Robert W. Morton:  Dr. Morton is a Vice President of SAIC and Manager of its Marine System and Survey Operation in Newport, R.I.  Prior to joining SAIC in 1979, he was an oceanographer at the Naval Underwater Systems Center where he was responsible for development and management of multi-disciplinary programs in military and environmental oceanography.  Since joining SAIC, he has been responsible for the development of a series of survey systems and application of those systems to coastal and deep water oceanographic programs.  As original program manager for the Disposal AREA Monitoring System (DAMOS) he has extensive experience in coordinating the efforts of government agencies, universities and commercial business firms on scientific development programs.  His doctorate in marine geology is from George Washington University.
 


Douglas A. Racine:  Lt.
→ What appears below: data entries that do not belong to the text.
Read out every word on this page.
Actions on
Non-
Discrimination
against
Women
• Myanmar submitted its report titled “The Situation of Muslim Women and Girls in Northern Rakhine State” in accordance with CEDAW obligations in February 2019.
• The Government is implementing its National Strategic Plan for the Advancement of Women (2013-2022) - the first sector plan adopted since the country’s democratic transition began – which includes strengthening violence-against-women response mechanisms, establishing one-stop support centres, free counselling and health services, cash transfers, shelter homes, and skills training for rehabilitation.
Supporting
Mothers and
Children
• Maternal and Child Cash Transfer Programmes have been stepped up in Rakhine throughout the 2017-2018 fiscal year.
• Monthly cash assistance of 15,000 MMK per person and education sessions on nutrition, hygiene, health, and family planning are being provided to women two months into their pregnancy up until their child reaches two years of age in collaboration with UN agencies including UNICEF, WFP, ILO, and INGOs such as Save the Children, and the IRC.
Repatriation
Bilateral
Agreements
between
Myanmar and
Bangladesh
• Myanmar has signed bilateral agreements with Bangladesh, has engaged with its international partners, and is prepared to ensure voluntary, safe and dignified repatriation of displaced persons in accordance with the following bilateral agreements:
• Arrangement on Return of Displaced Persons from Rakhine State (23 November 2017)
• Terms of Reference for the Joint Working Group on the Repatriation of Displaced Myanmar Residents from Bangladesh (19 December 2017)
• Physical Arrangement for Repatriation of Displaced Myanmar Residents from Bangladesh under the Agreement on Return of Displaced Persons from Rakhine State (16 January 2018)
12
Governor Racine, is a small business owner, serving as Vice President of Willie Racine’s Jeep/Eagle/Isuzu, Inc., in South Burlington, Vermont.  He is a Democrat, who served five terms in the Vermont Senate (1983-1992), where his primary focus was issues relating to children (abuse prevention and early childhood intervention) and environmental protection.  He was elected Lt. Governor to serve during the 1997-1998 term.  His priorities in this role include improving the quality of education in Vermont and establishing viable economic development opportunities.  He was educated in Burlington elementary and high schools and graduated with honors from Princeton University.
 


Robert J. Swenson:  Dr. Swenson is the Vice President for Research, Creativity, and Technology Transfer at Montana State University.  He has served as Department Chair of Physics at MSU for 20 years before assuming his present position.  He is a Fellow of the American Physical Society and of the American Association for the Advancement of Science.  He is the State Coordinator for the Montana EPSCoR Programs, serves as Chair of the Board of Directors of the National EPSCoR Coalition, and as a member of the Board of Trustees of the EPSCoR Foundation and of the Associated Western Universities. His main interest at the moment is in creating the appropriate role for a research land grant university in a rural state, particularly the important impacts of research on the education of undergraduates and on technology transfer to the micro businesses in the state.